Saturday, August 01, 2009

Gene Putzier, US Army, Korean War

Gene lost his life in a North Korean prison in Pyongyang, North Korea, in October of 1950. On July 30, 2009, he received his Purple Heart.

Though only a teenage boy, he served his country. Sent to Korea in the first days of the Korean War, the North Koreans captured him, marched him to Taejon where he joined hundreds of other American captives, and marched them to Seoul. While imprisoned in a school there, he and the other prisoners signed a chalkboard.

After the Marines landed at Inchon, the North Koreans marched their prisoners into North Korea to Pyongyang.

On both legs of the march, prisoners died of malnutrion, wounds, and at the hands of the North Korean guards.
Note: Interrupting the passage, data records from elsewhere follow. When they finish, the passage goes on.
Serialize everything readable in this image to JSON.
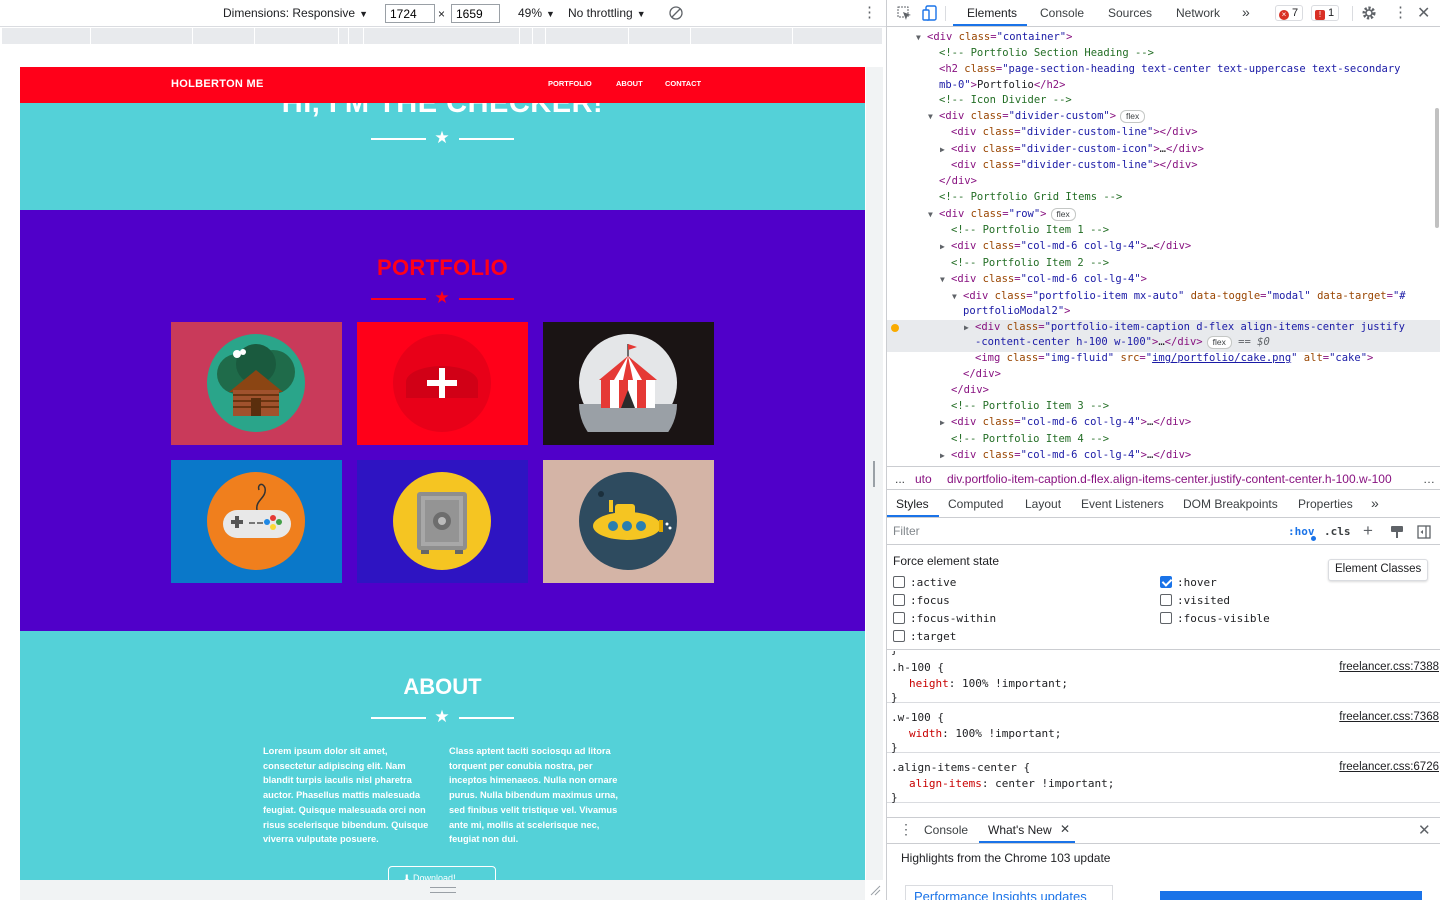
{
  "device_toolbar": {
    "dimensions_label": "Dimensions: Responsive",
    "width_value": "1724",
    "times": "×",
    "height_value": "1659",
    "zoom": "49%",
    "throttling": "No throttling",
    "caret": "▼",
    "more": "⋮"
  },
  "site": {
    "brand": "HOLBERTON ME",
    "nav_links": [
      "PORTFOLIO",
      "ABOUT",
      "CONTACT"
    ],
    "masthead_heading": "HI, I'M THE CHECKER!",
    "star": "★",
    "portfolio_title": "PORTFOLIO",
    "portfolio_items": [
      {
        "name": "cabin",
        "bg": "#c93a5a"
      },
      {
        "name": "cake",
        "bg": "#ff0019"
      },
      {
        "name": "circus",
        "bg": "#1a1414"
      },
      {
        "name": "game",
        "bg": "#0a78c9"
      },
      {
        "name": "safe",
        "bg": "#2e14c2"
      },
      {
        "name": "submarine",
        "bg": "#d4b4a6"
      }
    ],
    "about_title": "ABOUT",
    "about_left": "Lorem ipsum dolor sit amet, consectetur adipiscing elit. Nam blandit turpis iaculis nisl pharetra auctor. Phasellus mattis malesuada feugiat. Quisque malesuada orci non risus scelerisque bibendum. Quisque viverra vulputate posuere.",
    "about_right": "Class aptent taciti sociosqu ad litora torquent per conubia nostra, per inceptos himenaeos. Nulla non ornare purus. Nulla bibendum maximus urna, sed finibus velit tristique vel. Vivamus ante mi, mollis at scelerisque nec, feugiat non dui.",
    "download_label": "⬇ Download!",
    "colors": {
      "nav": "#ff0019",
      "primary": "#54d1d8",
      "portfolio_bg": "#5000c9"
    }
  },
  "devtools": {
    "tabs": [
      "Elements",
      "Console",
      "Sources",
      "Network"
    ],
    "more_tabs": "»",
    "error_count": "7",
    "warning_count": "1",
    "dom_lines": [
      {
        "indent": 3,
        "tri": "▼",
        "html": "<span class='tg'>&lt;div</span> <span class='an'>class</span>=<span class='av'>\"container\"</span><span class='tg'>&gt;</span>"
      },
      {
        "indent": 4,
        "tri": "",
        "html": "<span class='cm'>&lt;!-- Portfolio Section Heading --&gt;</span>"
      },
      {
        "indent": 4,
        "tri": "",
        "html": "<span class='tg'>&lt;h2</span> <span class='an'>class</span>=<span class='av'>\"page-section-heading text-center text-uppercase text-secondary</span>"
      },
      {
        "indent": 4,
        "tri": "",
        "html": "<span class='av'>mb-0\"</span><span class='tg'>&gt;</span><span class='txt'>Portfolio</span><span class='tg'>&lt;/h2&gt;</span>"
      },
      {
        "indent": 4,
        "tri": "",
        "html": "<span class='cm'>&lt;!-- Icon Divider --&gt;</span>"
      },
      {
        "indent": 4,
        "tri": "▼",
        "html": "<span class='tg'>&lt;div</span> <span class='an'>class</span>=<span class='av'>\"divider-custom\"</span><span class='tg'>&gt;</span><span class='pill'>flex</span>"
      },
      {
        "indent": 5,
        "tri": "",
        "html": "<span class='tg'>&lt;div</span> <span class='an'>class</span>=<span class='av'>\"divider-custom-line\"</span><span class='tg'>&gt;&lt;/div&gt;</span>"
      },
      {
        "indent": 5,
        "tri": "▶",
        "html": "<span class='tg'>&lt;div</span> <span class='an'>class</span>=<span class='av'>\"divider-custom-icon\"</span><span class='tg'>&gt;</span><span class='txt'>…</span><span class='tg'>&lt;/div&gt;</span>"
      },
      {
        "indent": 5,
        "tri": "",
        "html": "<span class='tg'>&lt;div</span> <span class='an'>class</span>=<span class='av'>\"divider-custom-line\"</span><span class='tg'>&gt;&lt;/div&gt;</span>"
      },
      {
        "indent": 4,
        "tri": "",
        "html": "<span class='tg'>&lt;/div&gt;</span>"
      },
      {
        "indent": 4,
        "tri": "",
        "html": "<span class='cm'>&lt;!-- Portfolio Grid Items --&gt;</span>"
      },
      {
        "indent": 4,
        "tri": "▼",
        "html": "<span class='tg'>&lt;div</span> <span class='an'>class</span>=<span class='av'>\"row\"</span><span class='tg'>&gt;</span><span class='pill'>flex</span>"
      },
      {
        "indent": 5,
        "tri": "",
        "html": "<span class='cm'>&lt;!-- Portfolio Item 1 --&gt;</span>"
      },
      {
        "indent": 5,
        "tri": "▶",
        "html": "<span class='tg'>&lt;div</span> <span class='an'>class</span>=<span class='av'>\"col-md-6 col-lg-4\"</span><span class='tg'>&gt;</span><span class='txt'>…</span><span class='tg'>&lt;/div&gt;</span>"
      },
      {
        "indent": 5,
        "tri": "",
        "html": "<span class='cm'>&lt;!-- Portfolio Item 2 --&gt;</span>"
      },
      {
        "indent": 5,
        "tri": "▼",
        "html": "<span class='tg'>&lt;div</span> <span class='an'>class</span>=<span class='av'>\"col-md-6 col-lg-4\"</span><span class='tg'>&gt;</span>"
      },
      {
        "indent": 6,
        "tri": "▼",
        "html": "<span class='tg'>&lt;div</span> <span class='an'>class</span>=<span class='av'>\"portfolio-item mx-auto\"</span> <span class='an'>data-toggle</span>=<span class='av'>\"modal\"</span> <span class='an'>data-target</span>=<span class='av'>\"#</span>"
      },
      {
        "indent": 6,
        "tri": "",
        "html": "<span class='av'>portfolioModal2\"</span><span class='tg'>&gt;</span>"
      },
      {
        "indent": 7,
        "tri": "▶",
        "html": "<span class='tg'>&lt;div</span> <span class='an'>class</span>=<span class='av'>\"portfolio-item-caption d-flex align-items-center justify</span>"
      },
      {
        "indent": 7,
        "tri": "",
        "html": "<span class='av'>-content-center h-100 w-100\"</span><span class='tg'>&gt;</span><span class='txt'>…</span><span class='tg'>&lt;/div&gt;</span><span class='pill'>flex</span> <span class='txt' style='color:#5f6368'>== <i>$0</i></span>"
      },
      {
        "indent": 7,
        "tri": "",
        "html": "<span class='tg'>&lt;img</span> <span class='an'>class</span>=<span class='av'>\"img-fluid\"</span> <span class='an'>src</span>=<span class='av'>\"</span><span class='lnk'>img/portfolio/cake.png</span><span class='av'>\"</span> <span class='an'>alt</span>=<span class='av'>\"cake\"</span><span class='tg'>&gt;</span>"
      },
      {
        "indent": 6,
        "tri": "",
        "html": "<span class='tg'>&lt;/div&gt;</span>"
      },
      {
        "indent": 5,
        "tri": "",
        "html": "<span class='tg'>&lt;/div&gt;</span>"
      },
      {
        "indent": 5,
        "tri": "",
        "html": "<span class='cm'>&lt;!-- Portfolio Item 3 --&gt;</span>"
      },
      {
        "indent": 5,
        "tri": "▶",
        "html": "<span class='tg'>&lt;div</span> <span class='an'>class</span>=<span class='av'>\"col-md-6 col-lg-4\"</span><span class='tg'>&gt;</span><span class='txt'>…</span><span class='tg'>&lt;/div&gt;</span>"
      },
      {
        "indent": 5,
        "tri": "",
        "html": "<span class='cm'>&lt;!-- Portfolio Item 4 --&gt;</span>"
      },
      {
        "indent": 5,
        "tri": "▶",
        "html": "<span class='tg'>&lt;div</span> <span class='an'>class</span>=<span class='av'>\"col-md-6 col-lg-4\"</span><span class='tg'>&gt;</span><span class='txt'>…</span><span class='tg'>&lt;/div&gt;</span>"
      }
    ],
    "breadcrumb_dots": "...",
    "breadcrumb_prev": "uto",
    "breadcrumb_current": "div.portfolio-item-caption.d-flex.align-items-center.justify-content-center.h-100.w-100",
    "breadcrumb_more": "…",
    "styles_tabs": [
      "Styles",
      "Computed",
      "Layout",
      "Event Listeners",
      "DOM Breakpoints",
      "Properties"
    ],
    "filter_placeholder": "Filter",
    "hov_label": ":hov",
    "cls_label": ".cls",
    "force_state_heading": "Force element state",
    "element_classes_label": "Element Classes",
    "states_left": [
      ":active",
      ":focus",
      ":focus-within",
      ":target"
    ],
    "states_right": [
      ":hover",
      ":visited",
      ":focus-visible"
    ],
    "checked_state": ":hover",
    "rules": [
      {
        "selector": ".h-100 {",
        "prop": "height",
        "value": "100% !important;",
        "source": "freelancer.css:7388"
      },
      {
        "selector": ".w-100 {",
        "prop": "width",
        "value": "100% !important;",
        "source": "freelancer.css:7368"
      },
      {
        "selector": ".align-items-center {",
        "prop": "align-items",
        "value": "center !important;",
        "source": "freelancer.css:6726"
      }
    ],
    "drawer_tabs": [
      "Console",
      "What's New"
    ],
    "drawer_highlight": "Highlights from the Chrome 103 update",
    "drawer_card": "Performance Insights updates"
  }
}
By the time they reached Pyongyang, those left were weak, starving and near death.

Gene Putzier died in that camp, just days before the North Koreans put the remaining prisoners on a train, stopped at the Sunchon Tunnel, took them off the train in small groups, and executed them.
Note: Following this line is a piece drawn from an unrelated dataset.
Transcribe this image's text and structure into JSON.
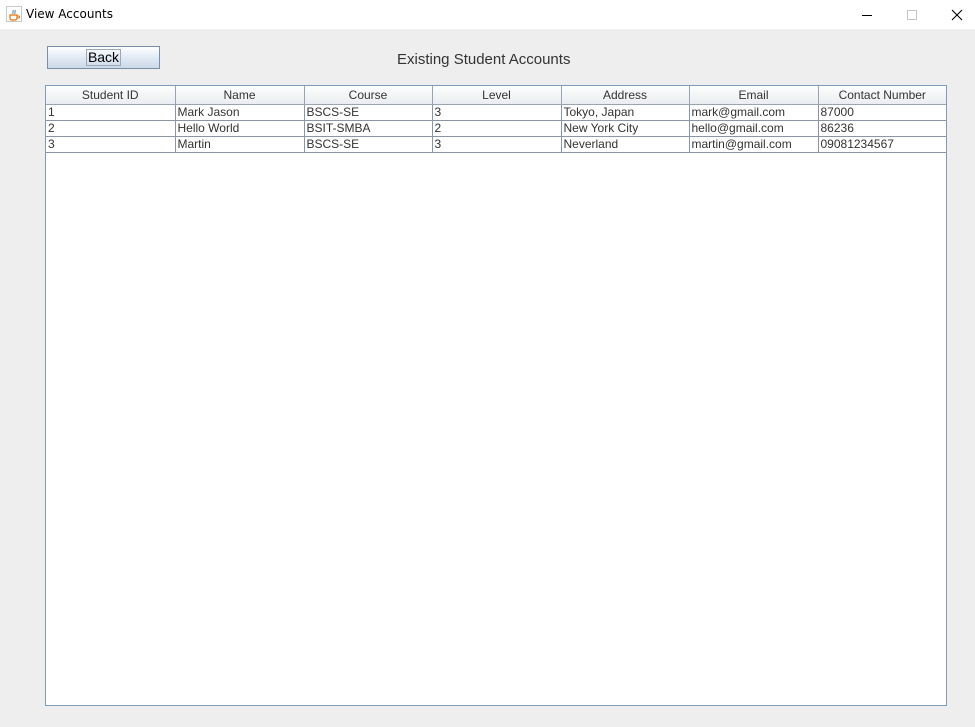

When Joyce and I wrote the book Sunchon Tunnel Massacre Survivors, we interviewed Gene's sister, Nancy Zeman. She was a young child when her older brother joined the Army. Nancy and her other brother, Richard, attended a reunion to meet the survivors in Branson in 2007.

Nancy and Richard applied for the Purple Heart for Gene 49 years ago. Today they're proud that Gene finally received recognition.